Malgré une trêve concernant la crise sociale, Reeaz Chuttoo estime que le pire est à venir. Il s’appuie sur la centaine de travailleurs de Sotravic qui ont déjà été licenciés, sur ceux qui risquent d’être laissés sur le carreau suivant la chute du  groupe BAI, sur la vingtaine d’employés de Lottotech Ltd  qui ont été remerciés et sur d’autres qui le seront fort probablement dans le secteur des jeux. Et là, le syndicaliste fait principalement référence aux bookmakers qui subiront une augmentation du Licence Fee, qui passe de Rs 350 000 à Rs 3,5 millions par an à partir de l’année financière 2015.

 

«Cette situation intervient alors que le taux de chômage parmi les jeunes est passé de 25 % de la population active à 33,8 %, que l’âge de la retraite a été maintenu à 65 ans et qu’il existe 100 000 familles qui ne vivent qu’avec des revenus mensuels de Rs 5 000»,soutient Reeaz Chuttoo.

 

Pour sa part, Jacques Li Wan Po, Chief Executive Officer (CEO) de Food Canners Ltd, affirme qu’il comprend tout à fait qu’avec la crise résultant de l’affaire BAI, l’accent ne soit pas mis sur les priorités budgétaires. «Je ne dis pas que le grand ménage n’est pas nécessaire.» Il craint, toutefois, que les objectifs en termes de croissance et d’investissements ne soient pas au centre des priorités du gouvernement.

 

La recherche d’investissements privés, insiste-t-il, est nécessaire pour relancer la croissance et assurer la création d’emplois de manière durable.

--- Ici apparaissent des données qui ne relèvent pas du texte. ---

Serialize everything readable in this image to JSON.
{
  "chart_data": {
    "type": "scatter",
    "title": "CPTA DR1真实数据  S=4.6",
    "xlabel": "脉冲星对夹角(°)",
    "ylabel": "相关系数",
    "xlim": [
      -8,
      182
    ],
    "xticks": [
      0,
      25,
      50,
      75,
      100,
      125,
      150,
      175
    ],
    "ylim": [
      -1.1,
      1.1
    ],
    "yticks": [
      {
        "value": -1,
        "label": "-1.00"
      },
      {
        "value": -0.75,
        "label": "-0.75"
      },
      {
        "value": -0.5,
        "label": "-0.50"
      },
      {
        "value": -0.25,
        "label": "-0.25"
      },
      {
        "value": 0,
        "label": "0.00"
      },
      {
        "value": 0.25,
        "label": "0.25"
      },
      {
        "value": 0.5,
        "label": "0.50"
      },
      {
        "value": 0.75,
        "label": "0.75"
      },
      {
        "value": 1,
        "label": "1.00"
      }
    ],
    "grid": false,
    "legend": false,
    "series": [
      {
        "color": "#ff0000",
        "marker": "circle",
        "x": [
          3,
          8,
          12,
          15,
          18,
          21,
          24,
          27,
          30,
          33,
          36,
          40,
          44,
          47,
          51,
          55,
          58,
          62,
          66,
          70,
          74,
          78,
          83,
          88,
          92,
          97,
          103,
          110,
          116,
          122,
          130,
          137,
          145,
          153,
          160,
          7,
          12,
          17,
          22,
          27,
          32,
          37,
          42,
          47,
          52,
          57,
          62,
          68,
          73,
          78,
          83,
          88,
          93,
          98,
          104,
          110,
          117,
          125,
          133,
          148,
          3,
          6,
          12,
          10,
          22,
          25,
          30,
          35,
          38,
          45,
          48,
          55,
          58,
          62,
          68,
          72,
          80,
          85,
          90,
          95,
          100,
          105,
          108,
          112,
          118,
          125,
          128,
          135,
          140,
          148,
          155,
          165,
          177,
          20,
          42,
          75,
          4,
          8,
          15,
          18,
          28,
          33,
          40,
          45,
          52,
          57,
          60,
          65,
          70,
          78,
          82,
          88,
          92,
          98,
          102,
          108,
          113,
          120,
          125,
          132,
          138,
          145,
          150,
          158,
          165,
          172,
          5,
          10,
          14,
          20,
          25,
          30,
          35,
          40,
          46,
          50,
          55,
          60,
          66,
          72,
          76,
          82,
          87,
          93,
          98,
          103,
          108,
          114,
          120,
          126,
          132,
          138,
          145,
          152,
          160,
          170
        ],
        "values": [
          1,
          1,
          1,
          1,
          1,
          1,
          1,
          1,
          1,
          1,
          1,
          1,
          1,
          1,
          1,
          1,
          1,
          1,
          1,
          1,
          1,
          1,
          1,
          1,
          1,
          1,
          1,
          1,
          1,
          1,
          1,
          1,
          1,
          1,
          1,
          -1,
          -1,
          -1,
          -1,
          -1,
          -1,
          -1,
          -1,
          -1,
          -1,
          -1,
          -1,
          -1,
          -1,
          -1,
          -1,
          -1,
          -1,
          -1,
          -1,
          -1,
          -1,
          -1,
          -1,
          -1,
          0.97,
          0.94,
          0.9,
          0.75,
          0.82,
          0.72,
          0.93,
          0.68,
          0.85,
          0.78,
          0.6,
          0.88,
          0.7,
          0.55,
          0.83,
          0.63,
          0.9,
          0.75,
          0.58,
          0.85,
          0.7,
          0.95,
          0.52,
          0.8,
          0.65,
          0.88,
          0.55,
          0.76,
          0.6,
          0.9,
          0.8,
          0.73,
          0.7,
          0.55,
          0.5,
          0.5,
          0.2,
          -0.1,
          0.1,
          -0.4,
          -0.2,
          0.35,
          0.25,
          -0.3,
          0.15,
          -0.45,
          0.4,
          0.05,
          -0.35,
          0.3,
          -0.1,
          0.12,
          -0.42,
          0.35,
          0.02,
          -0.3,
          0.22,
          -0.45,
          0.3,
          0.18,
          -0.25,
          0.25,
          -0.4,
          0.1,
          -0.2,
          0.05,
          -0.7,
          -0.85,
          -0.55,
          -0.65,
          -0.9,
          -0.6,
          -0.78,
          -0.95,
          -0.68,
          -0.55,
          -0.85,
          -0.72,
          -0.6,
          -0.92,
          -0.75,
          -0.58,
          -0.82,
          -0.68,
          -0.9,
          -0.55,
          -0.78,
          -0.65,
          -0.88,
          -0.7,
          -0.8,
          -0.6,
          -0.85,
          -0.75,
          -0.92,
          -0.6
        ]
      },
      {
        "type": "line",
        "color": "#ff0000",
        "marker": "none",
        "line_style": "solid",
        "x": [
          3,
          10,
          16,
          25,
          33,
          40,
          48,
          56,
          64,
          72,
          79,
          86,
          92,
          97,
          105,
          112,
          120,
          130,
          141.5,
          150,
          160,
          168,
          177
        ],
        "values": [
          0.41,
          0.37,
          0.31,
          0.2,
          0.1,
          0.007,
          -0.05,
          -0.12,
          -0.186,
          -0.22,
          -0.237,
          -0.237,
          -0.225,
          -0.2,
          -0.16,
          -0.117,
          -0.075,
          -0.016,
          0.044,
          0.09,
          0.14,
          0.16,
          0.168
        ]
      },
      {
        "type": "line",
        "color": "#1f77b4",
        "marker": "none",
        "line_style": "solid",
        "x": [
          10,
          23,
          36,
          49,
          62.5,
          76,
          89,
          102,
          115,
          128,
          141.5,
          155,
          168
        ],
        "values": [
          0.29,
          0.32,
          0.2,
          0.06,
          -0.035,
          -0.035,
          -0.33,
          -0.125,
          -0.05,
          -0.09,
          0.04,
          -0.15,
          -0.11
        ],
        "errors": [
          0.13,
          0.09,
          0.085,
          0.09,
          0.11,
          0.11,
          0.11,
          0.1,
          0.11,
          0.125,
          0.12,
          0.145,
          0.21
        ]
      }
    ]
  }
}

Mais pour l’heure, «nous ne voyons pas de reprise sur le front de l’emploi alors que le démarrage de la construction des smart cities, vaste chantier identifié comme porteur d’emplois, prendra nécessairement du temps.»

 

La médecine de pointe et l’éducation comme solutions

 

Du coup, pour éviter la crise sociale, il n’y a pas trente-six solutions. Ainsi, afin de favoriser le recrutement de sans-emploi à grande échelle, Ahmed Parkar, qui est aussi CEO de Star Knitwear, cible deux secteurs : ceux liés à la médicine de pointe et à l’education hub. Il se dit persuadé qu’Apollo Bramwell, qui est aujourd’hui confronté à une crise de l’endettement, pourra, une fois redressé financièrement, recruter et devenir une référence dans le secteur.

 

Idem, ajoute-t-il, en ce qui concerne le positionnement de Maurice en tant que centre de savoir et de connaissance pouvant devenir, à terme, un gros employeur de jeunes diplômés. Sans compter, souligne Ahmed Parkar, l’industrie du textile qui offrira des opportunités d’emploi de manière plus considérable dans deux ou trois ans.

 

Ce secteur, indique-t-il, commence à sortir la tête de l’eau avec un taux de change favorable et un début de reprise au niveau international. «En parallèle, nous bénéficions d’avantages liés à une nouvelle configuration dans le secteur où certains gros exportateurs ont atteint leurs limites quant à leur capacité de production, comme le Bangladesh. Nos industries devront se repositionner pour agir en conséquence.» Pour résorber le chômage, le syndicaliste Reeaz Chuttoo suggère que les secteurs de la construction et du seafood soient, dans la conjoncture actuelle, mis à contribution.